The overarching message of the book will, accordingly, be that “America’s national identity has this historic and direct connection with its natural heritage. In the early republic, that’s how America distinguished itself from the European nations. This was one thing that was unique about America – the natural endowments…And lording over all that is the bald eagle, which was selected as the national bird in 1782. So I want to remind Americans of this connection between our national identity and our natural endowments.”

After THE spoke to Davis, The New York Times reported that the Interior Department, in an apparent bid to assist oil and gas drilling, had “proposed the most sweeping set of changes in decades to the Endangered Species Act, the law that brought the bald eagle and the Yellowstone grizzly bear back from the edge of extinction but which Republicans say…restricts economic development”. Davis’ next book looks highly relevant.

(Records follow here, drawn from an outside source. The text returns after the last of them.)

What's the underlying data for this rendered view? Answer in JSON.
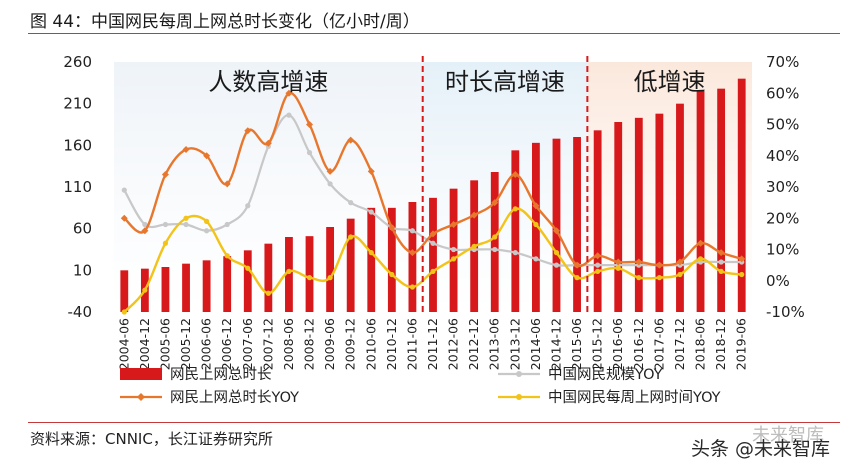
{
  "header": {
    "title": "图 44：中国网民每周上网总时长变化（亿小时/周）"
  },
  "footer": {
    "source": "资料来源：CNNIC，长江证券研究所"
  },
  "watermark": {
    "main": "头条 @未来智库",
    "shadow": "未来智库"
  },
  "colors": {
    "bar": "#d7191c",
    "scale_line": "#c8c8c8",
    "total_yoy": "#e8772e",
    "weekly_yoy": "#f2c318",
    "phase1_bg": "#eef3f8",
    "phase2_bg": "#e4f0f8",
    "phase3_bg": "#fbe8dc",
    "divider": "#d7191c"
  },
  "chart_data": {
    "type": "bar",
    "title": "中国网民每周上网总时长变化（亿小时/周）",
    "categories": [
      "2004-06",
      "2004-12",
      "2005-06",
      "2005-12",
      "2006-06",
      "2006-12",
      "2007-06",
      "2007-12",
      "2008-06",
      "2008-12",
      "2009-06",
      "2009-12",
      "2010-06",
      "2010-12",
      "2011-06",
      "2011-12",
      "2012-06",
      "2012-12",
      "2013-06",
      "2013-12",
      "2014-06",
      "2014-12",
      "2015-06",
      "2015-12",
      "2016-06",
      "2016-12",
      "2017-06",
      "2017-12",
      "2018-06",
      "2018-12",
      "2019-06"
    ],
    "left_axis": {
      "min": -40,
      "max": 260,
      "ticks": [
        "-40",
        "10",
        "60",
        "110",
        "160",
        "210",
        "260"
      ]
    },
    "right_axis": {
      "min": -10,
      "max": 70,
      "ticks": [
        "-10%",
        "0%",
        "10%",
        "20%",
        "30%",
        "40%",
        "50%",
        "60%",
        "70%"
      ]
    },
    "phases": [
      {
        "label": "人数高增速",
        "from": "2004-06",
        "to": "2011-06"
      },
      {
        "label": "时长高增速",
        "from": "2011-12",
        "to": "2015-06"
      },
      {
        "label": "低增速",
        "from": "2015-12",
        "to": "2019-06"
      }
    ],
    "series": [
      {
        "name": "网民上网总时长",
        "type": "bar",
        "axis": "left",
        "values": [
          10,
          12,
          14,
          18,
          22,
          27,
          34,
          42,
          50,
          51,
          62,
          72,
          85,
          85,
          92,
          97,
          108,
          118,
          128,
          154,
          163,
          168,
          170,
          178,
          188,
          193,
          198,
          210,
          225,
          228,
          240
        ]
      },
      {
        "name": "中国网民规模YOY",
        "type": "line",
        "axis": "right",
        "values": [
          29,
          18,
          18,
          18,
          16,
          18,
          24,
          43,
          53,
          41,
          31,
          25,
          22,
          17,
          16,
          12,
          10,
          10,
          10,
          9,
          7,
          5,
          5,
          5,
          5,
          5,
          5,
          5,
          6,
          6,
          6
        ]
      },
      {
        "name": "网民上网总时长YOY",
        "type": "line",
        "axis": "right",
        "values": [
          20,
          16,
          34,
          42,
          40,
          31,
          48,
          44,
          60,
          50,
          35,
          45,
          35,
          17,
          9,
          15,
          18,
          21,
          25,
          34,
          24,
          16,
          5,
          8,
          6,
          6,
          5,
          6,
          12,
          9,
          7
        ]
      },
      {
        "name": "中国网民每周上网时间YOY",
        "type": "line",
        "axis": "right",
        "values": [
          -10,
          -3,
          12,
          20,
          19,
          8,
          4,
          -4,
          3,
          1,
          1,
          14,
          9,
          2,
          -2,
          3,
          7,
          11,
          14,
          23,
          18,
          9,
          1,
          3,
          4,
          1,
          1,
          2,
          7,
          3,
          2
        ]
      }
    ],
    "legend": [
      {
        "name": "网民上网总时长",
        "kind": "bar"
      },
      {
        "name": "中国网民规模YOY",
        "kind": "line-gray"
      },
      {
        "name": "网民上网总时长YOY",
        "kind": "line-orange"
      },
      {
        "name": "中国网民每周上网时间YOY",
        "kind": "line-yellow"
      }
    ]
  }
}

But Davis insists that he is “not necessarily trying to proselytise people”. His intention is simply to communicate the facts and to invite readers to draw their own conclusions.

“I just want to get information in front of them, as I do with my students,” he says. “[I want to] let them have that information and then sort things out for themselves. And perhaps they’ll make some adjustments in their thinking.”